Everyone adored Baye as the sprightly script girl in Truffaut's Oscar-winning Day for Night (she was the jauntily lovely Ludivine Sagnier of the '70s), and also as the ethereal mother of Leonardo DiCaprio (and the one-time wife of Christopher Walken) in Spielberg's Catch Me If You Can. In Spielberg's hands, she was the essence of fair French charm, seen as if through a gossamer screen. In Laurence, she's a lioness. Look for the dream sequence (or is it really a represented reality?) in which her petite Julienne hoists a hefty, box-like analog television set (another marker of the film's historical moment) and tosses it to the floor as if it were a mere milk carton.

Reportedly, Louis Garrel was Dolan's first choice to play Laurence. It's hardly a pity that Garrel was unable to take the role, not because he's a bad actor (far from it) but because he's still somewhat too young (or at least too young-looking) to play Laurence, a character who requires a hint of having led a long, passionate yet compulsorily "heterosexual" life prior to the point at which the film begins (with a bang, and a montage of disquieting, transphobic gazes). If Garrel would not have worked for Laurence, then Poupaud, who ultimately played the part, is no longer the cruelly blank male ingénue of Le Divorce, a film in which his hot, thoughtless young thing betrays the more worldly Naomi Watts by shacking up with an irritating teen "artist." In Laurence, he's not only ripe and full of depth; he also gives a performance for the ages.

The film's running time is entirely necessary. You don't feel it; Dolan's touch is so assured that he transports you, as if on a tidal wave, across the 10 years of his narrative as well as through the real time of your lived theater experience. When I saw the film at the Angelika, a few elderly ladies, taking a break from what appeared, by the presence of giant paper bags, to have been a ponderous shopping spree, started chatting with each other during the opening credits. I couldn't quite make out what they were saying to each other (were they criticizing the film, offering a few transphobic remarks?), but it was clear, from the mere fact of their speech, that Laurence simply wasn't working for them.

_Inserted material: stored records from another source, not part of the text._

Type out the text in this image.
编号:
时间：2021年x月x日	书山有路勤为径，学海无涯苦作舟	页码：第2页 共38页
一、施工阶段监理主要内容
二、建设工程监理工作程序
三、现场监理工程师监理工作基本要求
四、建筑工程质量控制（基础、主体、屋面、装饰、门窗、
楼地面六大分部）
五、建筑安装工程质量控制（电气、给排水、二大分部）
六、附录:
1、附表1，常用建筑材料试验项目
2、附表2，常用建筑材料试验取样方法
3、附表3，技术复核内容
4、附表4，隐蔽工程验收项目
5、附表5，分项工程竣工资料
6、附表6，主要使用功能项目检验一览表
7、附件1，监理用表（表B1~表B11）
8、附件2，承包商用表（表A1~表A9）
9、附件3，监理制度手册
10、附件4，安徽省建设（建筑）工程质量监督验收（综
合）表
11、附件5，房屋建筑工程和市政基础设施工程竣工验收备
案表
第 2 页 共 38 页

It was their loss, of course, and after they'd left, about two hours into the film, the remaining audience members nestled into their seats, in a collective thrall unlike any that I have experienced in recent years. There were no glowing cellphone screens, no restless rattles. When the film's final scene came -- a flashback as cathartic as it is erotic -- I could feel the room rumble, ever so gently (and not from the trains that so often interrupt an Angelika experience). When the closing credits appeared, no one budged. For the first time in a long time, I wasn't the only moviegoer to remain in my seat until the last possible minute -- a testament, I think, to the tremendous achievement of Laurence Anyways. See it soon.